One of the recent study has shown a new role for the glycolytic metabolite phosphoenolpyruvate (PEP) in sustaining T cell receptor-mediated Ca (2+)-NFAT signaling and effector functions by repressing sarco/ER Ca (2+)-ATPase (SERCA) activity. Tumor-specific CD4 and CD8 T cells could be metabolically reprogrammed by increasing PEP production through overexpression of phosphoenolpyruvate carboxykinase 1 (PCK1), which bolstered effector functions. Moreover, PCK1-overexpressing T cells restricted tumor growth and prolonged the survival of melanoma-bearing mice. Another study has recently shown that α-ketoglutarate (αKG),the glutamine-derived metabolite that enters into the mitochondrial citric acid cycle, acts as a metabolic regulator of CD4+ T cell differentiation [102]. This study showed that activation of naïve CD4+ T cells under conditions of glutamine deprivation resulted in their differentiation into Foxp3+ regulatory T (Treg) cells, which had suppressor function in vivo. Further, activation of glutamine-deprived naïve CD4+ T cells in the presence of a cell-permeableαKG analog increased the expression of the gene encoding the T-helper 1 (Th1) associated transcription factor T-bet and resulted in their differentiation into Th1 cells, concomitant with stimulation of mammalian target of rapamycin complex 1 (mTORC1) signaling. Thus, this paper established that a decrease αKG, caused intracellular by the amount of limited availability of extracellular glutamine, shifts the balance between the generation of Th1 and Treg cells toward that of a Treg phenotype. These above studies uncovers new metabolic checkpoints for T cell activity and demonstrates that metabolic reprogramming of tumor-reactive T cells can enhance anti-tumor T cell responses, illuminating new forms of immunotherapy.

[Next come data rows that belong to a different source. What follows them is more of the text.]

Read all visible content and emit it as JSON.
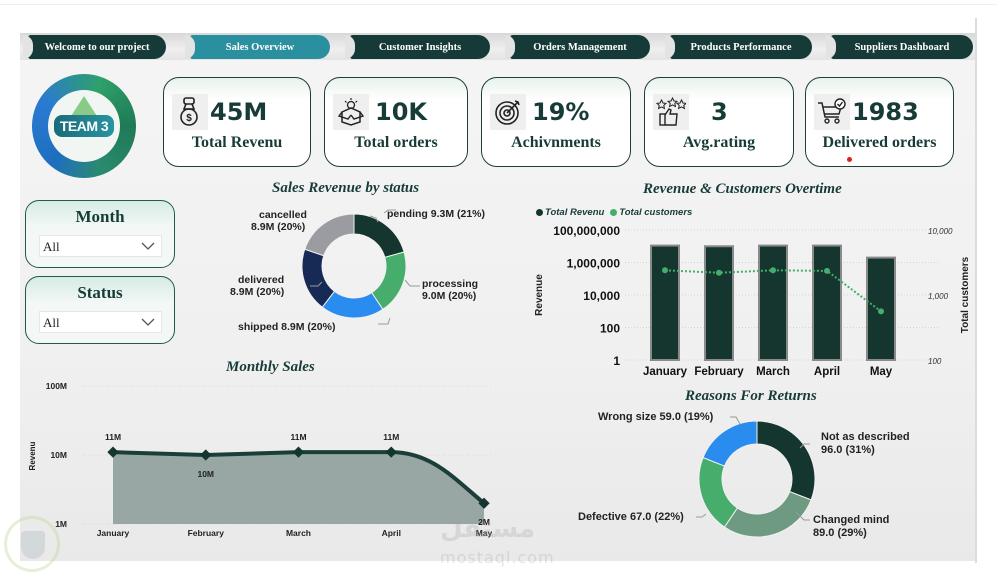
{
  "nav": {
    "tabs": [
      {
        "label": "Welcome to our project",
        "active": false
      },
      {
        "label": "Sales Overview",
        "active": true
      },
      {
        "label": "Customer Insights",
        "active": false
      },
      {
        "label": "Orders Management",
        "active": false
      },
      {
        "label": "Products Performance",
        "active": false
      },
      {
        "label": "Suppliers Dashboard",
        "active": false
      }
    ]
  },
  "logo": {
    "text": "TEAM 3"
  },
  "kpis": [
    {
      "icon": "money-bag-icon",
      "value": "45M",
      "label": "Total Revenu"
    },
    {
      "icon": "open-box-icon",
      "value": "10K",
      "label": "Total orders"
    },
    {
      "icon": "target-icon",
      "value": "19%",
      "label": "Achivnments"
    },
    {
      "icon": "thumbs-up-stars-icon",
      "value": "3",
      "label": "Avg.rating"
    },
    {
      "icon": "cart-check-icon",
      "value": "1983",
      "label": "Delivered orders"
    }
  ],
  "filters": {
    "month": {
      "title": "Month",
      "value": "All"
    },
    "status": {
      "title": "Status",
      "value": "All"
    }
  },
  "colors": {
    "dark_teal": "#163a38",
    "active_tab": "#2a8f9e",
    "green": "#47ad6c",
    "blue": "#2b8cf0",
    "navy": "#172a55",
    "gray": "#9a9ca1",
    "sage": "#6f9a82"
  },
  "chart_data": [
    {
      "id": "sales_revenue_by_status",
      "type": "pie",
      "title": "Sales Revenue by status",
      "donut": true,
      "slices": [
        {
          "name": "pending",
          "value": 9.3,
          "display": "9.3M",
          "percent": 21,
          "color": "#14362f"
        },
        {
          "name": "processing",
          "value": 9.0,
          "display": "9.0M",
          "percent": 20,
          "color": "#47ad6c"
        },
        {
          "name": "shipped",
          "value": 8.9,
          "display": "8.9M",
          "percent": 20,
          "color": "#2b8cf0"
        },
        {
          "name": "delivered",
          "value": 8.9,
          "display": "8.9M",
          "percent": 20,
          "color": "#172a55"
        },
        {
          "name": "cancelled",
          "value": 8.9,
          "display": "8.9M",
          "percent": 20,
          "color": "#9a9ca1"
        }
      ],
      "unit": "M"
    },
    {
      "id": "revenue_customers_overtime",
      "type": "bar",
      "title": "Revenue & Customers Overtime",
      "categories": [
        "January",
        "February",
        "March",
        "April",
        "May"
      ],
      "series": [
        {
          "name": "Total Revenu",
          "kind": "bar",
          "axis": "left",
          "values": [
            11000000,
            10000000,
            11000000,
            11000000,
            2000000
          ],
          "color": "#14362f"
        },
        {
          "name": "Total customers",
          "kind": "line",
          "axis": "right",
          "values": [
            2400,
            2200,
            2400,
            2350,
            560
          ],
          "color": "#47ad6c"
        }
      ],
      "ylabel": "Revenue",
      "y2label": "Total customers",
      "yscale": "log",
      "ylim": [
        1,
        100000000
      ],
      "yticks": [
        "1",
        "100",
        "10,000",
        "1,000,000",
        "100,000,000"
      ],
      "y2lim": [
        100,
        10000
      ],
      "y2ticks": [
        "100",
        "1,000",
        "10,000"
      ],
      "legend": "top-left",
      "grid": true
    },
    {
      "id": "monthly_sales",
      "type": "area",
      "title": "Monthly Sales",
      "categories": [
        "January",
        "February",
        "March",
        "April",
        "May"
      ],
      "values": [
        11000000,
        10000000,
        11000000,
        11000000,
        2000000
      ],
      "data_labels": [
        "11M",
        "10M",
        "11M",
        "11M",
        "2M"
      ],
      "ylabel": "Revenu",
      "yscale": "log",
      "ylim": [
        1000000,
        100000000
      ],
      "yticks": [
        "1M",
        "10M",
        "100M"
      ],
      "grid": true
    },
    {
      "id": "reasons_for_returns",
      "type": "pie",
      "title": "Reasons For Returns",
      "donut": true,
      "slices": [
        {
          "name": "Not as described",
          "value": 96.0,
          "display": "96.0",
          "percent": 31,
          "color": "#14362f"
        },
        {
          "name": "Changed mind",
          "value": 89.0,
          "display": "89.0",
          "percent": 29,
          "color": "#6f9a82"
        },
        {
          "name": "Defective",
          "value": 67.0,
          "display": "67.0",
          "percent": 22,
          "color": "#47ad6c"
        },
        {
          "name": "Wrong size",
          "value": 59.0,
          "display": "59.0",
          "percent": 19,
          "color": "#2b8cf0"
        }
      ]
    }
  ],
  "labels": {
    "status_chart": {
      "pending": "pending 9.3M (21%)",
      "processing_1": "processing",
      "processing_2": "9.0M (20%)",
      "shipped": "shipped 8.9M (20%)",
      "delivered_1": "delivered",
      "delivered_2": "8.9M (20%)",
      "cancelled_1": "cancelled",
      "cancelled_2": "8.9M (20%)"
    },
    "returns_chart": {
      "wrong_size": "Wrong size 59.0 (19%)",
      "not_described_1": "Not as described",
      "not_described_2": "96.0 (31%)",
      "changed_mind_1": "Changed mind",
      "changed_mind_2": "89.0 (29%)",
      "defective": "Defective 67.0 (22%)"
    }
  },
  "watermark": {
    "text_ar": "مستقل",
    "text": "mostaql.com"
  }
}
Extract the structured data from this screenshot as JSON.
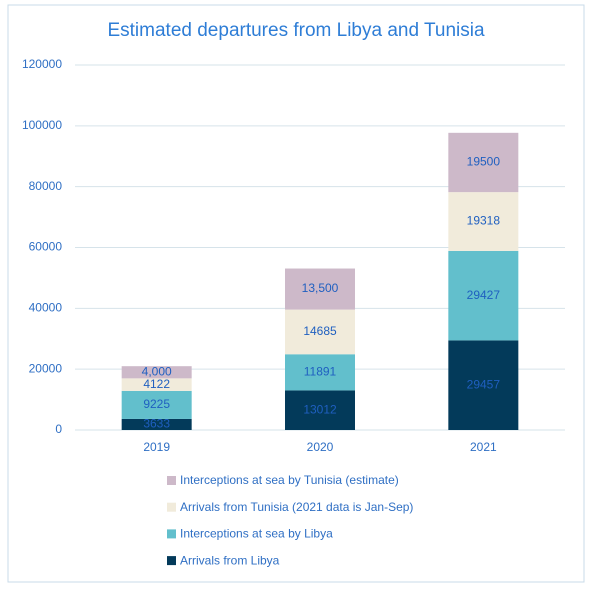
{
  "chart_data": {
    "type": "stacked-bar",
    "title": "Estimated departures from Libya and Tunisia",
    "categories": [
      "2019",
      "2020",
      "2021"
    ],
    "series": [
      {
        "name": "Arrivals from Libya",
        "color": "#033a5a",
        "values": [
          3633,
          13012,
          29457
        ]
      },
      {
        "name": "Interceptions at sea by Libya",
        "color": "#62bfcc",
        "values": [
          9225,
          11891,
          29427
        ]
      },
      {
        "name": "Arrivals from Tunisia (2021 data is Jan-Sep)",
        "color": "#f1ebdb",
        "values": [
          4122,
          14685,
          19318
        ]
      },
      {
        "name": "Interceptions at sea by Tunisia (estimate)",
        "color": "#cdb9c9",
        "values": [
          4000,
          13500,
          19500
        ],
        "value_labels": [
          "4,000",
          "13,500",
          "19500"
        ]
      }
    ],
    "ylim": [
      0,
      120000
    ],
    "yticks": [
      0,
      20000,
      40000,
      60000,
      80000,
      100000,
      120000
    ],
    "grid": true
  }
}
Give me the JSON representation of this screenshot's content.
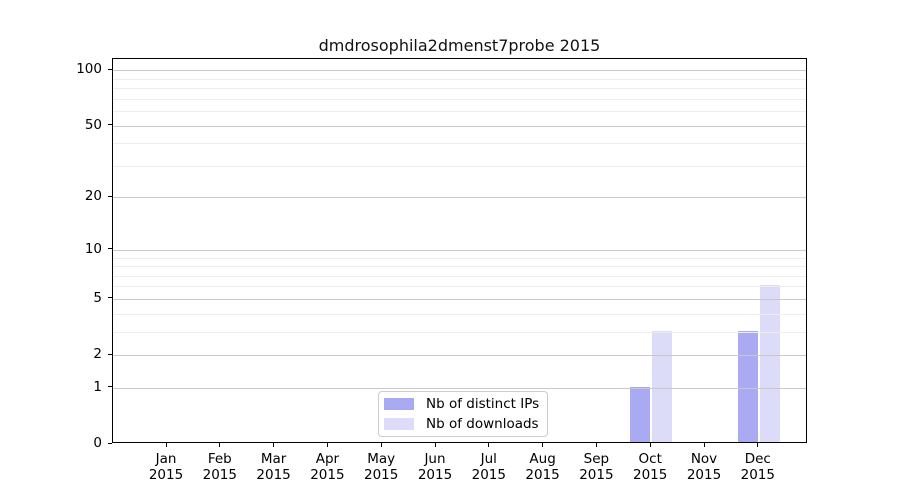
{
  "title": "dmdrosophila2dmenst7probe 2015",
  "chart_data": {
    "type": "bar",
    "title": "dmdrosophila2dmenst7probe 2015",
    "categories": [
      "Jan",
      "Feb",
      "Mar",
      "Apr",
      "May",
      "Jun",
      "Jul",
      "Aug",
      "Sep",
      "Oct",
      "Nov",
      "Dec"
    ],
    "year": "2015",
    "series": [
      {
        "name": "Nb of distinct IPs",
        "color": "#aaaaf2",
        "values": [
          0,
          0,
          0,
          0,
          0,
          0,
          0,
          0,
          0,
          1,
          0,
          3
        ]
      },
      {
        "name": "Nb of downloads",
        "color": "#dcdcf8",
        "values": [
          0,
          0,
          0,
          0,
          0,
          0,
          0,
          0,
          0,
          3,
          0,
          6
        ]
      }
    ],
    "yscale": "log10(value+1)",
    "yticks": [
      0,
      1,
      2,
      5,
      10,
      20,
      50,
      100
    ],
    "minor_yticks": [
      3,
      4,
      6,
      7,
      8,
      9,
      30,
      40,
      60,
      70,
      80,
      90
    ],
    "ylim": [
      0,
      115
    ],
    "grid": true,
    "legend_position": "bottom-center"
  },
  "legend": {
    "items": [
      {
        "label": "Nb of distinct IPs",
        "color": "#aaaaf2"
      },
      {
        "label": "Nb of downloads",
        "color": "#dcdcf8"
      }
    ]
  }
}
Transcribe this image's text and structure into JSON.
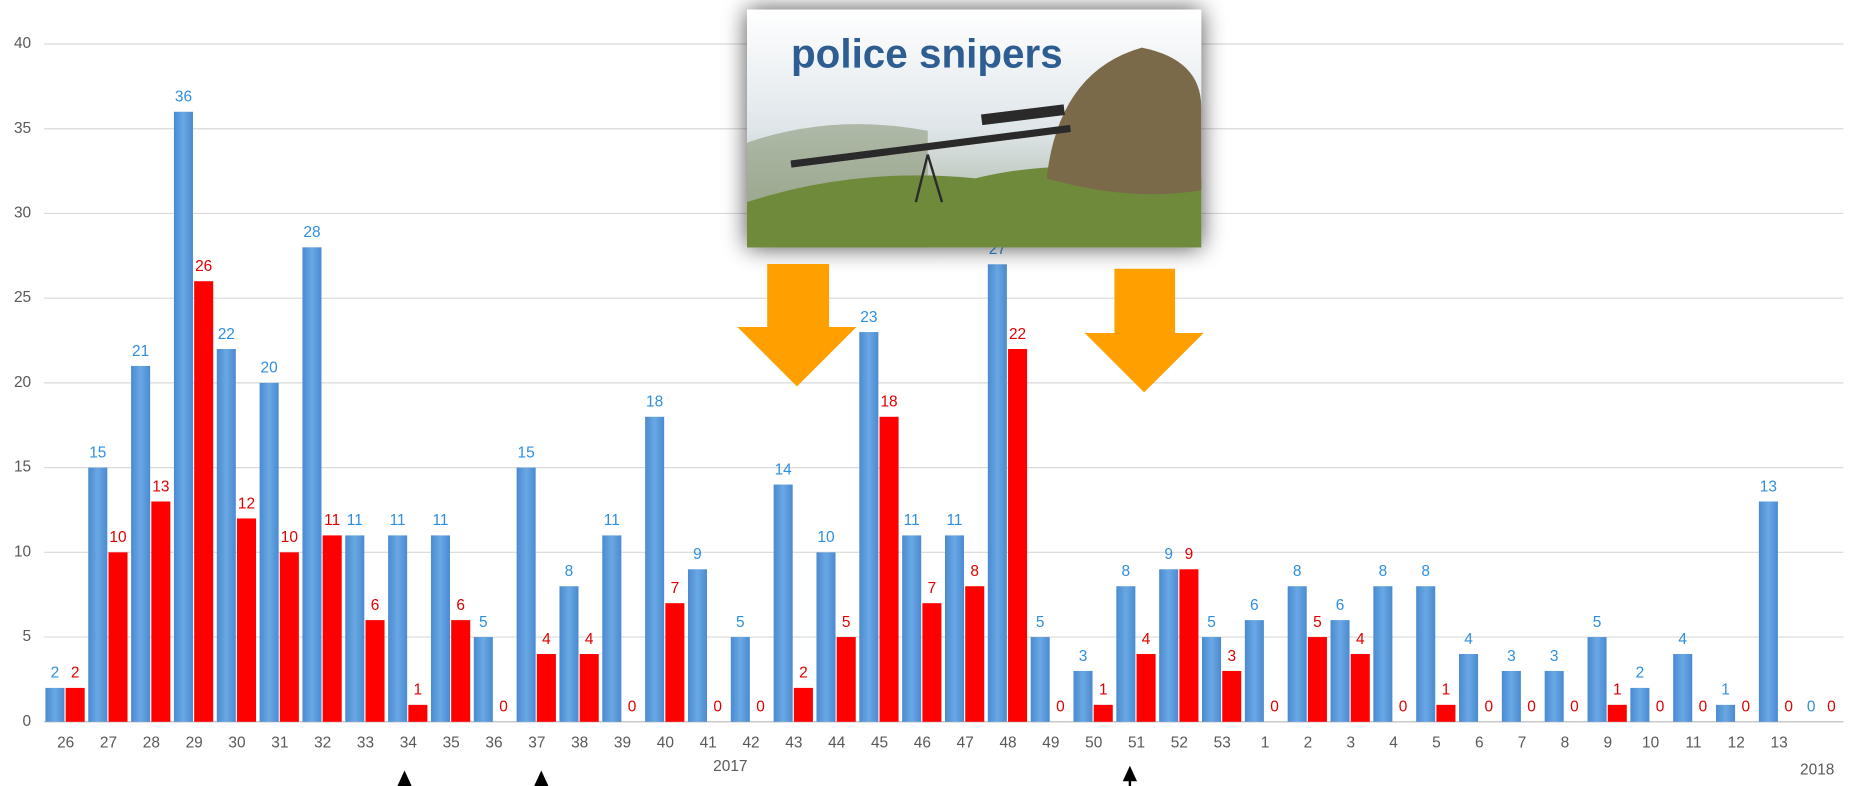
{
  "chart_data": {
    "type": "bar",
    "categories": [
      "26",
      "27",
      "28",
      "29",
      "30",
      "31",
      "32",
      "33",
      "34",
      "35",
      "36",
      "37",
      "38",
      "39",
      "40",
      "41",
      "42",
      "43",
      "44",
      "45",
      "46",
      "47",
      "48",
      "49",
      "50",
      "51",
      "52",
      "53",
      "1",
      "2",
      "3",
      "4",
      "5",
      "6",
      "7",
      "8",
      "9",
      "10",
      "11",
      "12",
      "13",
      null
    ],
    "series": [
      {
        "color": "#5b9bd5",
        "label_color": "#2e8fe0",
        "values": [
          2,
          15,
          21,
          36,
          22,
          20,
          28,
          11,
          11,
          11,
          5,
          15,
          8,
          11,
          18,
          9,
          5,
          14,
          10,
          23,
          11,
          11,
          27,
          5,
          3,
          8,
          9,
          5,
          6,
          8,
          6,
          8,
          8,
          4,
          3,
          3,
          5,
          2,
          4,
          1,
          13,
          0
        ]
      },
      {
        "color": "#ff0000",
        "label_color": "#e00000",
        "values": [
          2,
          10,
          13,
          26,
          12,
          10,
          11,
          6,
          1,
          6,
          0,
          4,
          4,
          0,
          7,
          0,
          0,
          2,
          5,
          18,
          7,
          8,
          22,
          0,
          1,
          4,
          9,
          3,
          0,
          5,
          4,
          0,
          1,
          0,
          0,
          0,
          1,
          0,
          0,
          0,
          0,
          0
        ]
      }
    ],
    "ylim": [
      0,
      40
    ],
    "yticks": [
      0,
      5,
      10,
      15,
      20,
      25,
      30,
      35,
      40
    ],
    "grid": true,
    "annotations": [
      "2017",
      "2018",
      "police snipers"
    ]
  }
}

Targeting glycolysis may not be always useful to control a T cell mediated disease state, since T cells activated in vivo by alloantigens in graft-versus-host disease (GVHD) increase mitochondrial oxygen consumption, fatty acid uptake, and oxidation, with small increases of glucose uptake and aerobic glycolysis. Using targeted metabolic 13C tracer fate association studies, to elucidate the metabolic pathway(s) employed by alloreactive T cells in vivo it was found that glutamine (Gln)-dependent tricarboxylic acid cycle anaplerosis is increased in alloreactive T cells and that Gln carbon contributes to ribose biosynthesis. This study further showed that pharmacological modulation of oxidative phosphorylation rapidly reduces anaplerosis in alloreactive T cells and improves GVHD [103]. Thus, T-cell metabolism is relevant to activated lymphocytes in vivo, with implications for the discovery of new drugs for immune disorders.

CONCLUSION

Various studies with lymphoid and myeloid cells have highlighted the importance of understanding metabolism to design better approach for intervention in disease states. However, given the differences in metabolic fates between the lymphoid subsets (as T vs. NK vs. B) or myeloid cells (DC vs. MDSC vs. macrophages), the experimental strategies need to be carefully considered before reaching a definitive conclusion of the metabolic commitment since the dynamic metabolic states that depends upon activation state, activation signals, strength of activation etc. could result in differences in metabolism or metabolite accumulation that can lead to differences in function and viability of these cellular subtypes.